My Dark Ambition: Notes on Writing and Career Desires
Whatever you vividly imagine, ardently desire...
When I was in college, my friends Doug and Molly came up with a nickname for me: Blonde Ambition. It was a fitting one: I was blonde and I was ambitious, and, hey, I was also a Madonna fan (or had been, as a kid). I didn’t hide—or feel ashamed of— my desire for success. I wanted to get A’s on my English papers, and win all the creative writing awards (I believe Doug did that, one year), and I wanted to be an author someday. I’m struck now, not by how driven I was back then, but by how convinced I was of my future. It sounds cheesy but my career as a writer felt fated. And even through years of rejection, I still felt like it would happen. There was never a question that I’d be a writer. It was meant to be.
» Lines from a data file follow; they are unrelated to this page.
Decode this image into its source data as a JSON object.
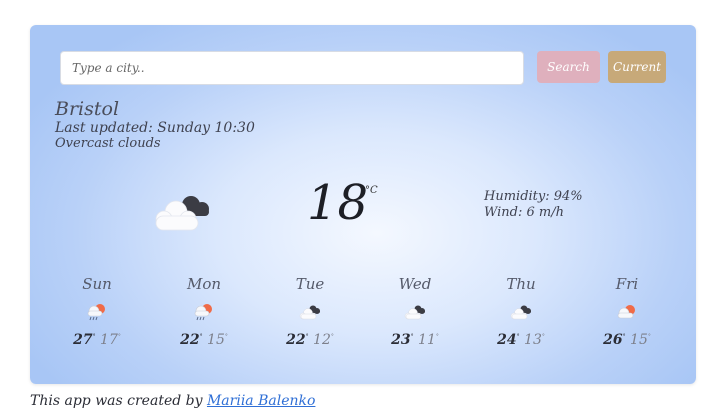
{
  "search": {
    "placeholder": "Type a city..",
    "button": "Search",
    "current_button": "Current"
  },
  "current": {
    "city": "Bristol",
    "updated_label": "Last updated: ",
    "updated_time": "Sunday 10:30",
    "description": "Overcast clouds",
    "icon": "broken-clouds-icon",
    "temperature": "18",
    "unit": "°C",
    "humidity_label": "Humidity: ",
    "humidity": "94%",
    "wind_label": "Wind: ",
    "wind": "6 m/h"
  },
  "forecast": [
    {
      "day": "Sun",
      "icon": "rain-sun-icon",
      "max": "27",
      "min": "17"
    },
    {
      "day": "Mon",
      "icon": "rain-sun-icon",
      "max": "22",
      "min": "15"
    },
    {
      "day": "Tue",
      "icon": "broken-clouds-icon",
      "max": "22",
      "min": "12"
    },
    {
      "day": "Wed",
      "icon": "broken-clouds-icon",
      "max": "23",
      "min": "11"
    },
    {
      "day": "Thu",
      "icon": "broken-clouds-icon",
      "max": "24",
      "min": "13"
    },
    {
      "day": "Fri",
      "icon": "sun-cloud-icon",
      "max": "26",
      "min": "15"
    }
  ],
  "footer": {
    "text": "This app was created by ",
    "author": "Mariia Balenko"
  },
  "colors": {
    "search_button": "#dfb0bd",
    "current_button": "#c7a979",
    "card_edge": "#a8c6f5"
  }
}
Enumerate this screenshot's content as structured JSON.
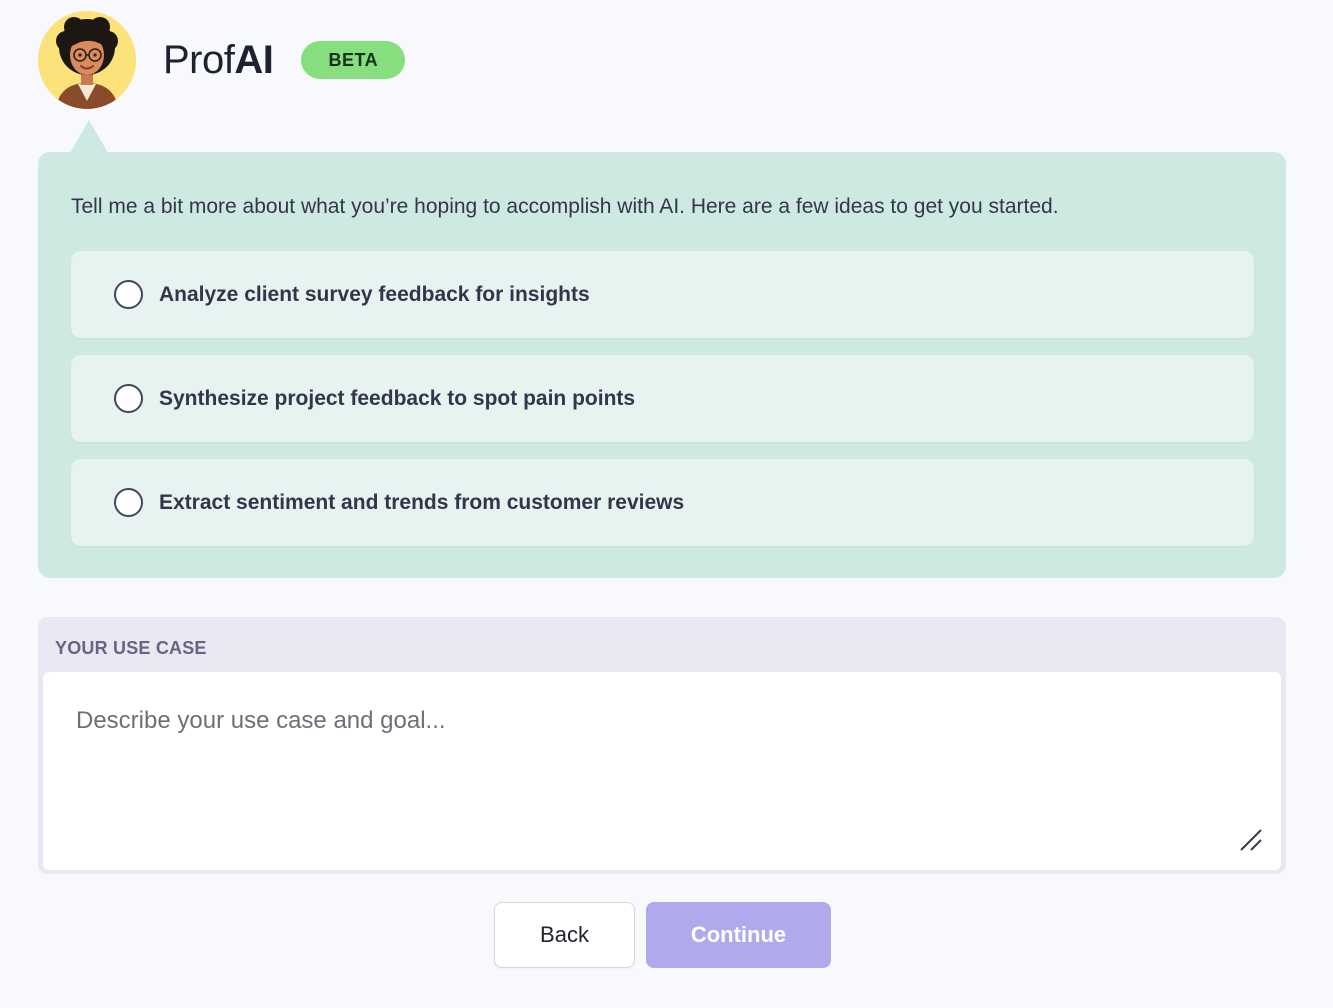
{
  "header": {
    "brand_prefix": "Prof",
    "brand_suffix": "AI",
    "badge": "BETA",
    "avatar_icon": "professor-avatar-icon"
  },
  "prompt": {
    "text": "Tell me a bit more about what you’re hoping to accomplish with AI. Here are a few ideas to get you started."
  },
  "options": [
    {
      "label": "Analyze client survey feedback for insights",
      "selected": false
    },
    {
      "label": "Synthesize project feedback to spot pain points",
      "selected": false
    },
    {
      "label": "Extract sentiment and trends from customer reviews",
      "selected": false
    }
  ],
  "use_case": {
    "label": "YOUR USE CASE",
    "placeholder": "Describe your use case and goal...",
    "value": ""
  },
  "actions": {
    "back_label": "Back",
    "continue_label": "Continue"
  },
  "colors": {
    "badge": "#86de7f",
    "panel": "#cee9e2",
    "option": "#e6f3f0",
    "continue_disabled": "#aeaaec",
    "usecase_panel": "#e9e7f2"
  }
}
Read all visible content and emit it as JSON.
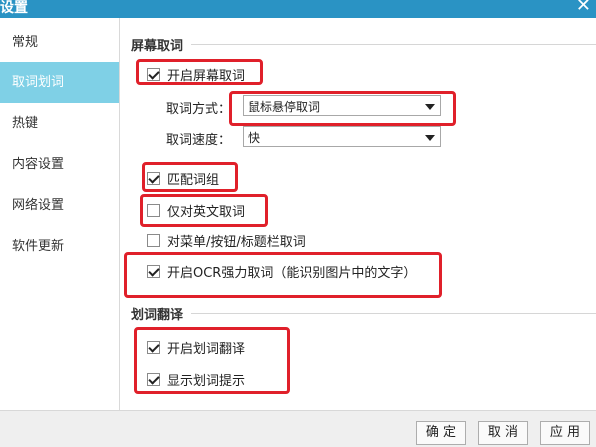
{
  "window": {
    "title": "设置",
    "close_glyph": "✕"
  },
  "sidebar": {
    "items": [
      {
        "label": "常规",
        "active": false
      },
      {
        "label": "取词划词",
        "active": true
      },
      {
        "label": "热键",
        "active": false
      },
      {
        "label": "内容设置",
        "active": false
      },
      {
        "label": "网络设置",
        "active": false
      },
      {
        "label": "软件更新",
        "active": false
      }
    ]
  },
  "capture": {
    "section_title": "屏幕取词",
    "enable_label": "开启屏幕取词",
    "enable_checked": true,
    "mode_label": "取词方式：",
    "mode_value": "鼠标悬停取词",
    "speed_label": "取词速度：",
    "speed_value": "快",
    "match_phrase_label": "匹配词组",
    "match_phrase_checked": true,
    "english_only_label": "仅对英文取词",
    "english_only_checked": false,
    "menu_buttons_label": "对菜单/按钮/标题栏取词",
    "menu_buttons_checked": false,
    "ocr_label": "开启OCR强力取词（能识别图片中的文字）",
    "ocr_checked": true
  },
  "selection": {
    "section_title": "划词翻译",
    "enable_label": "开启划词翻译",
    "enable_checked": true,
    "hint_label": "显示划词提示",
    "hint_checked": true
  },
  "footer": {
    "ok_label": "确 定",
    "cancel_label": "取 消",
    "apply_label": "应 用"
  },
  "colors": {
    "titlebar": "#2a93c4",
    "active_nav": "#7fd0e6",
    "highlight": "#e0202a"
  }
}
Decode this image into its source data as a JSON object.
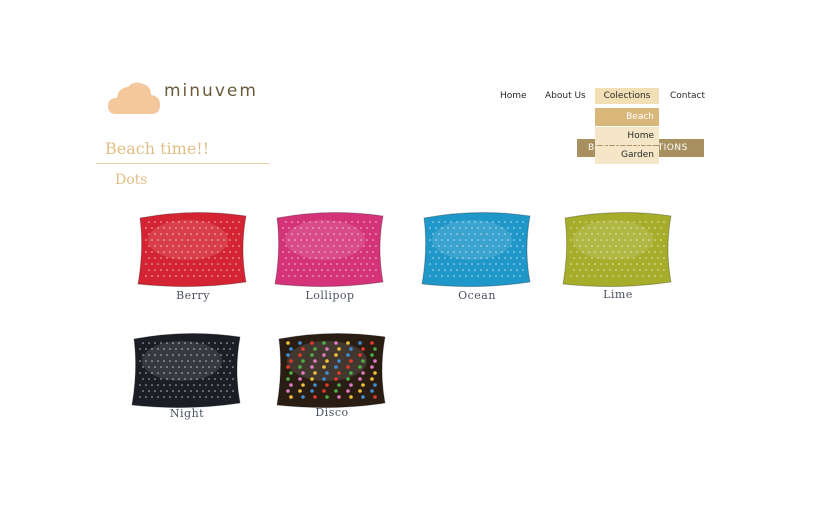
{
  "brand": {
    "name": "minuvem",
    "logo_icon": "cloud-icon"
  },
  "nav": {
    "items": [
      {
        "label": "Home"
      },
      {
        "label": "About Us"
      },
      {
        "label": "Colections",
        "active": true
      },
      {
        "label": "Contact"
      }
    ],
    "dropdown": [
      {
        "label": "Beach",
        "selected": true
      },
      {
        "label": "Home"
      },
      {
        "label": "Garden"
      }
    ],
    "banner_label": "BEACH COLECTIONS"
  },
  "main": {
    "title": "Beach time!!",
    "subtitle": "Dots"
  },
  "products": [
    {
      "name": "Berry",
      "color": "#d42433"
    },
    {
      "name": "Lollipop",
      "color": "#d4337a"
    },
    {
      "name": "Ocean",
      "color": "#1f97c8"
    },
    {
      "name": "Lime",
      "color": "#a5ad2a"
    },
    {
      "name": "Night",
      "color": "#1c1e26"
    },
    {
      "name": "Disco",
      "color": "#2a1d14"
    }
  ],
  "colors": {
    "accent": "#e0bf86",
    "nav_active": "#f2dfb6",
    "banner": "#a89060",
    "logo_cloud": "#f4c79c"
  }
}
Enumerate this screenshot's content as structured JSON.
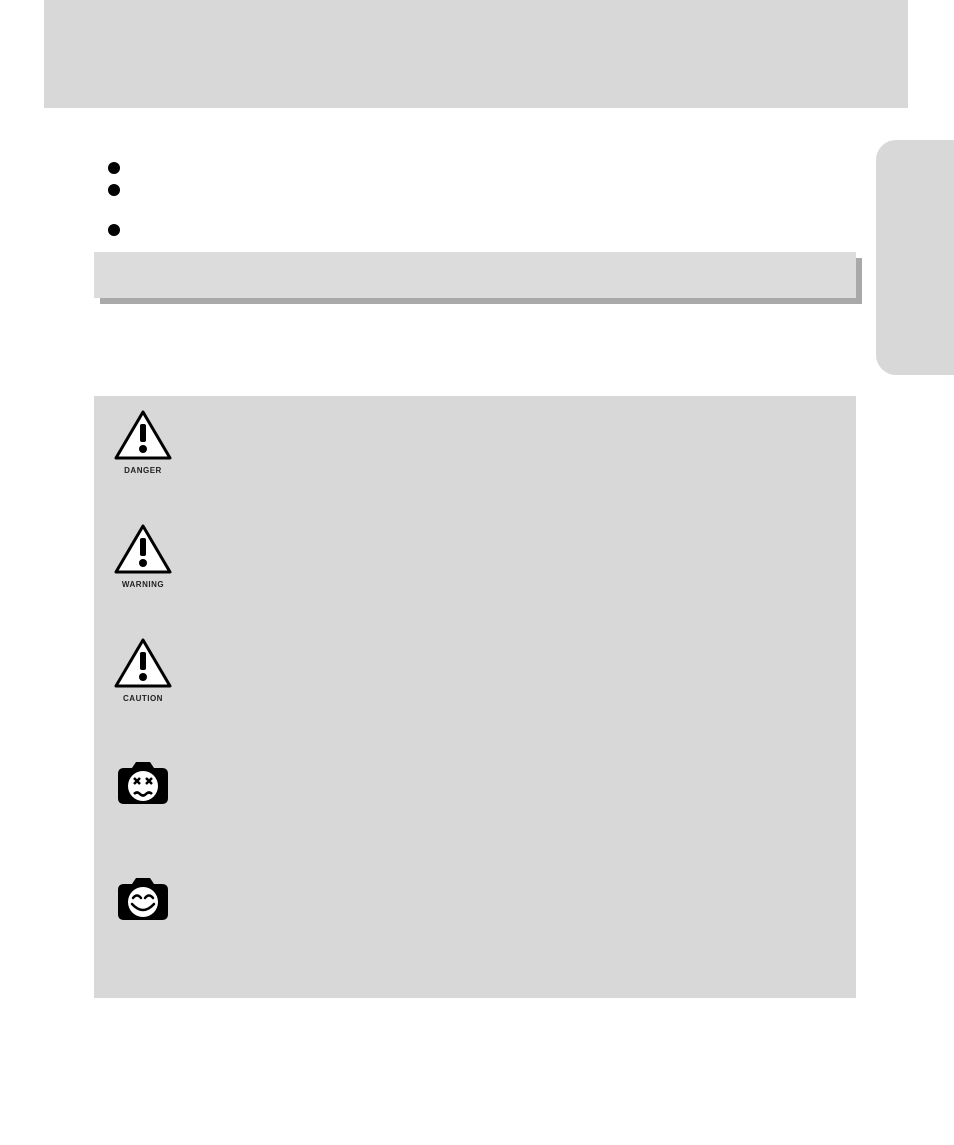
{
  "bullets": {
    "item1": "",
    "item2": "",
    "item3": ""
  },
  "callout": {
    "text": ""
  },
  "symbols": {
    "danger": {
      "label": "DANGER",
      "desc": ""
    },
    "warning": {
      "label": "WARNING",
      "desc": ""
    },
    "caution": {
      "label": "CAUTION",
      "desc": ""
    },
    "no": {
      "label": "",
      "desc": ""
    },
    "yes": {
      "label": "",
      "desc": ""
    }
  }
}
In retrospect, this seems pretty delusional. Then again, how does anyone do anything hard without fooling themselves a little first? Maybe fooling yourself is step one.
There’s also this mantra that my dad stuck to our fridge when I was growing up. Whenever I was at his house (shared custody), I read it at least twice a day, for years:
Whatever you vividly imagine,
Ardently desire,
And enthusiastically act upon…Will inevitably come to pass!
(It wasn’t until later that I looked up this quote and saw it was by Paul J. Meyer, a power of positive thinking dude.)
Now I wonder: Was I…brainwashed? How could I not become Blonde Ambition with this messaging.
Also: should I post this on my fridge for my own kids?
More than twenty years later, the moniker Blonde Ambition makes me chuckle. I hadn’t thought about it in a long time, not until I was a guest on my favorite podcast and the hosts asked me about my relationship to ambition as I age.
What I told them, basically, was that I’m still very ambitious but that, as I get older, I see the strings and the seams of it more clearly. I’m more cynical; I realize it’s more of a game, that who you know is often more important than what you did. Later, when they asked me their trademark closing question, “What is it you still want to do?” I felt myself floundering (even as I knew I’d get asked this!) I felt sheepish. I said that I wanted to keep writing books that are “formally daring and fun to read.” And then I talked about this newsletter—I admitted I wanted its readership to grow as I continue to write about life as authentically as possible. And that’s it.
It wasn’t a lie. But was I maybe hedging a little? Do I actually want more? Am I as ambitious as I was at age 20?
Or, maybe that’s not the question. Maybe it’s: Do I feel the same way about my ambition as I once did?
Lately, I’ve been wondering, When is one’s ambition a burden? When does ambition seem pathetic?